知らぬ間に失われるとしても(57)

 顛末を話すと、圭一がまた「モテるなお前」と繰り返した。柏崎はソファの背にもたれて悠然と答える。
「だから別にモテないって」
「お前はモテるけど近寄りがたいんだよな」
「黒崎くんの方がモテてるだろ」
「え? そんなことないよ」
「まあなー、旭もなー」
「大丈夫、モテないのは原だけとか誰も言ってないから」
 柏崎の真顔の冗談に圭一が笑う。
「おい、そこはスルーするとこだろ」
 そう、圭一は大体こうだ。気が強い割に、無理に相手より上に立とうとしない。
「そのうち告られるんじゃね?」
「かも」
「ないって。まじ俺そんなのないから」
「まあでも、めちゃめちゃ塩対応しそうだからな、お前」
「愛想悪いからね」
 自分であっさりとそう認める。旭は思わず口を出した。
「柏崎くんが愛想良くなっちゃったら最強だろ」
「『なっちゃったら』って、なって欲しくなさそうな言い方だな」
「いや、そうじゃないけどさ。この前、柏崎くんが笑ってるの見たけど、めちゃやばかった」
「へえ。なかなかレアだな」
「あんな風にしょっちゅう笑ってたらすごいことになりそうだと思って」
 この前柏崎が少しだけ見せた笑顔に思わず見とれたことを思い出していると、圭一が何気なく言う。

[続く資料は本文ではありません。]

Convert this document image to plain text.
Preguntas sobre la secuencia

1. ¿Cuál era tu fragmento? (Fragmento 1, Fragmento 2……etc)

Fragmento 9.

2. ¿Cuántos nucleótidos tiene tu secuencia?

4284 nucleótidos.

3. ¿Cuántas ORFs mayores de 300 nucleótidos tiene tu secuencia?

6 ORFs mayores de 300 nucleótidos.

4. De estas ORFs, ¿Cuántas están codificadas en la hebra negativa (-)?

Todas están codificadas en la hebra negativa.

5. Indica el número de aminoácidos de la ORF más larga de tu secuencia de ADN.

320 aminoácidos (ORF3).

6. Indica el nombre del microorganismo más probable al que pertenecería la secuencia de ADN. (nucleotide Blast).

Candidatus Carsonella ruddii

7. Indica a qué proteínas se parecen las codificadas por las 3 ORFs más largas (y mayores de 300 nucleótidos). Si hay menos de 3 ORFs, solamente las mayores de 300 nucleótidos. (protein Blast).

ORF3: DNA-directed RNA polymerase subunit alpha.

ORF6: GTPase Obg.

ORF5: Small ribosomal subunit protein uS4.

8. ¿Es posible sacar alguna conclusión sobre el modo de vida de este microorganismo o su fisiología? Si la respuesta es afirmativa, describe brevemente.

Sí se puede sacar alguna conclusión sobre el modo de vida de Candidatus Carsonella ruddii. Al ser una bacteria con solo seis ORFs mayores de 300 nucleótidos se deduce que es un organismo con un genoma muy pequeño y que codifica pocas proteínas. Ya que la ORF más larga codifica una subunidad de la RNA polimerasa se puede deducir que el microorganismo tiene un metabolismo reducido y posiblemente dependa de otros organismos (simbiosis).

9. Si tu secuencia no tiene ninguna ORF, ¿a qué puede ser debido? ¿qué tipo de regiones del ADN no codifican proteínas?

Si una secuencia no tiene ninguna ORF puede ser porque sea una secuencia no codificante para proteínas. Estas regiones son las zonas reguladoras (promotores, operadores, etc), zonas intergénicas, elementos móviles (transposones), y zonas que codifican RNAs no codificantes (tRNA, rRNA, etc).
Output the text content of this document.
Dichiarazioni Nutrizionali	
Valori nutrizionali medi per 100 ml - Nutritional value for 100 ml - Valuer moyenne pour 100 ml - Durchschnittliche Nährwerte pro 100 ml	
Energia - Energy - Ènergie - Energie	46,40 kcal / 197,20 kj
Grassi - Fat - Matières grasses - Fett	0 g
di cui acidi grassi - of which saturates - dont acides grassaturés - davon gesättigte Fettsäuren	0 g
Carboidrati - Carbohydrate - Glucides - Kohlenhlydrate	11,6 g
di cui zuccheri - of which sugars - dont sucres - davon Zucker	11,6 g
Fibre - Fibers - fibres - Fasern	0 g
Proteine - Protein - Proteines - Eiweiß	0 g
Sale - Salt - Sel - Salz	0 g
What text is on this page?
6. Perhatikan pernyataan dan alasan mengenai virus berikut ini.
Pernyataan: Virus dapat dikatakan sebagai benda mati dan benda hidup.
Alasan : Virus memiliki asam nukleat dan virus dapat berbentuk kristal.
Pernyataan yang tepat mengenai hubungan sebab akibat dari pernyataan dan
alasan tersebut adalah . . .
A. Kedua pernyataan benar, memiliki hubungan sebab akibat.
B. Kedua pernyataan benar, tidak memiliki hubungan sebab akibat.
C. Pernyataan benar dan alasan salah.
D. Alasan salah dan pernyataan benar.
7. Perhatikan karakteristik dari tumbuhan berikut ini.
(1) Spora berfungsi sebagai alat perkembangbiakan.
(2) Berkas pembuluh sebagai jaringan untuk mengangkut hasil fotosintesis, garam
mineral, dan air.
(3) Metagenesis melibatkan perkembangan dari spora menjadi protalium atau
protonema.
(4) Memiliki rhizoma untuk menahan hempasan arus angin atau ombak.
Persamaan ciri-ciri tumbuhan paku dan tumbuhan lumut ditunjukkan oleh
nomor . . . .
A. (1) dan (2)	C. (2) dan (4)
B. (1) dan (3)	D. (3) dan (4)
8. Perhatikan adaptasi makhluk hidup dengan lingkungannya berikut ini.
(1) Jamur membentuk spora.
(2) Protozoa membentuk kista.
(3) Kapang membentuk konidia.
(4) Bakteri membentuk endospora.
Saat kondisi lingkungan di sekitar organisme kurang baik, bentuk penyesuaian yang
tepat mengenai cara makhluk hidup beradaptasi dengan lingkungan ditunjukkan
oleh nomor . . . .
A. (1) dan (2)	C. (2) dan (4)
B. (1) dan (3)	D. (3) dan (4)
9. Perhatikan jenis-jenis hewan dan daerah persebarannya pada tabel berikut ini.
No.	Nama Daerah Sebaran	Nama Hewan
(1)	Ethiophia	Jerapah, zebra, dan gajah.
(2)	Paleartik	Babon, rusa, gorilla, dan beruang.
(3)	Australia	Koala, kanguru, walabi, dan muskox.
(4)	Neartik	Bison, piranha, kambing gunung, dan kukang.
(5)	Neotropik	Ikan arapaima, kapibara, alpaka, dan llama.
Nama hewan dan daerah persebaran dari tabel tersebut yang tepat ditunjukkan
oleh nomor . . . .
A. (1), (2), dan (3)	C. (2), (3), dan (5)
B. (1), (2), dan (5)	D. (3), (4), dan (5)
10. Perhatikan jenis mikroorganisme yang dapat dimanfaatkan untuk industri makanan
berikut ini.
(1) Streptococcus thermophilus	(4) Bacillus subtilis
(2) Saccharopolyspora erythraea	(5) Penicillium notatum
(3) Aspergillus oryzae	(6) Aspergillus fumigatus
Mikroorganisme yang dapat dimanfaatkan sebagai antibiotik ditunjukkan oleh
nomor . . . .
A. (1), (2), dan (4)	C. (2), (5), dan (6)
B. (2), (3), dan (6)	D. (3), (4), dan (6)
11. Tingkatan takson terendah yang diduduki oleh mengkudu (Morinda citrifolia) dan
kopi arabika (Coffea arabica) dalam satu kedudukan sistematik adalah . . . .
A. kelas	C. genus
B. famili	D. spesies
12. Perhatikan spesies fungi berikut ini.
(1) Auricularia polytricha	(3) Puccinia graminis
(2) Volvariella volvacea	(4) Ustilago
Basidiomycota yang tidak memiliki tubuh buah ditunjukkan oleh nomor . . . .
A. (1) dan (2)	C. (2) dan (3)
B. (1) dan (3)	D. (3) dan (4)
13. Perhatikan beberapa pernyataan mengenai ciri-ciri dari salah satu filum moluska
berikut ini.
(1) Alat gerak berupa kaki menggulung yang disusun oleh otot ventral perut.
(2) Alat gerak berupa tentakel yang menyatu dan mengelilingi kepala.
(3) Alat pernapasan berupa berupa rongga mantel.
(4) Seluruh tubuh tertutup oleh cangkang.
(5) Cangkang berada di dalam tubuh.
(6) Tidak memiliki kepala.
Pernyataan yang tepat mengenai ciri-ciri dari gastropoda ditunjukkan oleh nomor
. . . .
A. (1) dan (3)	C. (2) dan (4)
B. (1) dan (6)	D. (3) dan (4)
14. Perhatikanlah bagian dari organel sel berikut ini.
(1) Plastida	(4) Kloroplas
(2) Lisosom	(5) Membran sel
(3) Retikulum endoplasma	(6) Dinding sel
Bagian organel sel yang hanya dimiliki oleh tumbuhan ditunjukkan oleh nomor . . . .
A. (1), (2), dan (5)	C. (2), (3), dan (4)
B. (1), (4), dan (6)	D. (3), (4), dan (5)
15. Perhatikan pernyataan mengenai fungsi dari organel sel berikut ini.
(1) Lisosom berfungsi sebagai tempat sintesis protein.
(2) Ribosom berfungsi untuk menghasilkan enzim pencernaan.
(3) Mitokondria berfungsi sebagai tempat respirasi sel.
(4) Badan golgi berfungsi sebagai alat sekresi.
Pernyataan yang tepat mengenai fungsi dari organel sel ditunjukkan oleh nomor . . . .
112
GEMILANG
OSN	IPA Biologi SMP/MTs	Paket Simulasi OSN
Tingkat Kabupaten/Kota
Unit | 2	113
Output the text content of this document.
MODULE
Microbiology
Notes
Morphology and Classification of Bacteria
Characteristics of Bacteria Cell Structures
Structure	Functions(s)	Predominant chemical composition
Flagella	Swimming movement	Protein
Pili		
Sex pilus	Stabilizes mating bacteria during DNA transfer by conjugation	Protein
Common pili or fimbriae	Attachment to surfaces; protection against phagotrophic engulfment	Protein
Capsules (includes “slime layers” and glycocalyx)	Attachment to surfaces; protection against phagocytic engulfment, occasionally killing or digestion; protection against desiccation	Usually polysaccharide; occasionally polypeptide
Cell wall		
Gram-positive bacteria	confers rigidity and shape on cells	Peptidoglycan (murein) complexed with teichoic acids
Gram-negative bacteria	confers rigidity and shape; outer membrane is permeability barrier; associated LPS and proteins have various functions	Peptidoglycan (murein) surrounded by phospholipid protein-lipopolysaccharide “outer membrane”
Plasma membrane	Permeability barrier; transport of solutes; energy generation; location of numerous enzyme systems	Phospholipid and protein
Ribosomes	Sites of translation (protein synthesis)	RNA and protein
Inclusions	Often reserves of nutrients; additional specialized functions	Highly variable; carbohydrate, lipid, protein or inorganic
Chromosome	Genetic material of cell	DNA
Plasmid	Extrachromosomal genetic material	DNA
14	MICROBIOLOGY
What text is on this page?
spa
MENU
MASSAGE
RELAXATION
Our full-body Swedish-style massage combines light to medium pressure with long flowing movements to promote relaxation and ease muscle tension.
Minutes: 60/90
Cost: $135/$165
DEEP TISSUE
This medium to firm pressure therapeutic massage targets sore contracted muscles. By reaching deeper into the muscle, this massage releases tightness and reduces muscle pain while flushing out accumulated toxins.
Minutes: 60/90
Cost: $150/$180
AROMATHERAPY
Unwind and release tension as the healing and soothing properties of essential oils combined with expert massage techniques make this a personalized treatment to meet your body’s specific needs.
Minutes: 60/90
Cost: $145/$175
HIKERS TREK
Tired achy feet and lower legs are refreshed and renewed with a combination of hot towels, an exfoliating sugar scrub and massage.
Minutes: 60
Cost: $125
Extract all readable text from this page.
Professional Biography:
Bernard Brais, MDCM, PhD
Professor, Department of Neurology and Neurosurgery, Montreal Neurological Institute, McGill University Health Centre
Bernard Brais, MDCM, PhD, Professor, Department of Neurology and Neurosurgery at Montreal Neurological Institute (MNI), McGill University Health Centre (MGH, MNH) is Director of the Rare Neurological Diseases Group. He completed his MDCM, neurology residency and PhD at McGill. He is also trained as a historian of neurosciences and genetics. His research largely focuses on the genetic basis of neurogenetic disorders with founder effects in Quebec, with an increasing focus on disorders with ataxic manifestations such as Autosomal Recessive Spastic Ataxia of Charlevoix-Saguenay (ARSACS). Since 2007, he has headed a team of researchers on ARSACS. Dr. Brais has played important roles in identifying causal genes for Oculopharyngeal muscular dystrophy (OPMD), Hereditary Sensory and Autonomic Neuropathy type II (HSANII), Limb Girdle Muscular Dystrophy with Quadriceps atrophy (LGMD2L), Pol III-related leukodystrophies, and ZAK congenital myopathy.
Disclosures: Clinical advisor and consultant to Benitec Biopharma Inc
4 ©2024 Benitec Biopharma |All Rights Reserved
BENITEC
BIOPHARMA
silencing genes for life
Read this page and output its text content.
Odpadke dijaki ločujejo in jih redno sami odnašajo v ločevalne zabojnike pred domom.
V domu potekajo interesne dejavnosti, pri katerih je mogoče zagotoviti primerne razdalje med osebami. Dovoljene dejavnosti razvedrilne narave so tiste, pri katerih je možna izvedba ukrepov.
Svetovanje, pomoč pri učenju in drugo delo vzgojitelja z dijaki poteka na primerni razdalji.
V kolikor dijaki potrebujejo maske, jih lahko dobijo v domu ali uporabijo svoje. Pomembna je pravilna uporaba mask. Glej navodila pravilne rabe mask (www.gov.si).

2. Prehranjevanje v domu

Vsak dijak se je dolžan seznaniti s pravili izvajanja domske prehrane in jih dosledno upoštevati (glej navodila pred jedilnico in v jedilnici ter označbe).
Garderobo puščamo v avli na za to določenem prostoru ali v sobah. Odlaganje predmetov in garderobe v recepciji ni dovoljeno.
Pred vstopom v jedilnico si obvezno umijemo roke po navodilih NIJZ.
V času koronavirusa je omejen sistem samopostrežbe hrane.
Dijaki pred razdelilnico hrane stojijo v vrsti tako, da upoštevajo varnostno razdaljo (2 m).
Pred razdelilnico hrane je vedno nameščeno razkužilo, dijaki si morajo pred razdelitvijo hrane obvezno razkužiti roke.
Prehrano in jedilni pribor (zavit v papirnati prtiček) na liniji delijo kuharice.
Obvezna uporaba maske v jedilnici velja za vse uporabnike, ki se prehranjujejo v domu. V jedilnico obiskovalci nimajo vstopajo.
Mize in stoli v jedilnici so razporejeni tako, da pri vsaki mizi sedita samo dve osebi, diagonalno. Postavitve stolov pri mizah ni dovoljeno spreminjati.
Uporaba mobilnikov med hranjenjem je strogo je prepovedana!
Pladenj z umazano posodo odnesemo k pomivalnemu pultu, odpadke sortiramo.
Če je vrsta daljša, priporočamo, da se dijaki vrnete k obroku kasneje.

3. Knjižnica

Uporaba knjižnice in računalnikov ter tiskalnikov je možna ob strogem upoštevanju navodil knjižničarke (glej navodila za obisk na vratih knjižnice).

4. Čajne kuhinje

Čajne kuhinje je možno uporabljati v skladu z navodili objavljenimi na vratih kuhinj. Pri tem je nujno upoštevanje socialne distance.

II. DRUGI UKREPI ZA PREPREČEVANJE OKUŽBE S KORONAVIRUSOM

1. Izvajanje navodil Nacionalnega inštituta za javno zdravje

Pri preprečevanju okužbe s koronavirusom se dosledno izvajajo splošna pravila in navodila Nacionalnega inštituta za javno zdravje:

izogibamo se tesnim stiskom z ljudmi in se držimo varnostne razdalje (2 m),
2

「でもお前もう彼氏いるし、告られても逆に面倒だったりする?」
「さあ。面倒っていうより、やっぱり申し訳ないって感じなんじゃないの」
 柏崎はそう答えたが、すぐに「ていうか別に告られないから、さっきから言ってるけど」と付け加えた。
「先輩は心配したりしないの?」
 旭がふと思い付いたことを聞くと、柏崎は少し考えてから答える。
「しないかな。俺がモテないの知ってるし」
「そうなんだ」
「痴漢とかそういう心配はたまにしてる」
「えっ? 痴漢!?」
「痴漢ていうか、変質者?」
「そんなの遭ってんの?」
「前にたまたま」
「ええ……」
 驚きつつも、これだけ美形だと男でもそういう危険があるのか、と旭が変に感心していると、柏崎が「黒崎くんも遭ったりするんじゃないの」と当たり前のように聞いてくる。
「ないよそんなの!」
「あ、そう」
「さすがに、男に痴漢はなかなかなあ」
 圭一もそう言ったが、柏崎は首をすくめるだけだった。
「まあ、気をつけなよ、ほんとに。まじ変なやついるから」
 それでも、淡々と発せられた柏崎の言葉が本心からの忠告であることが分かったので、旭は素直に頷いておいた。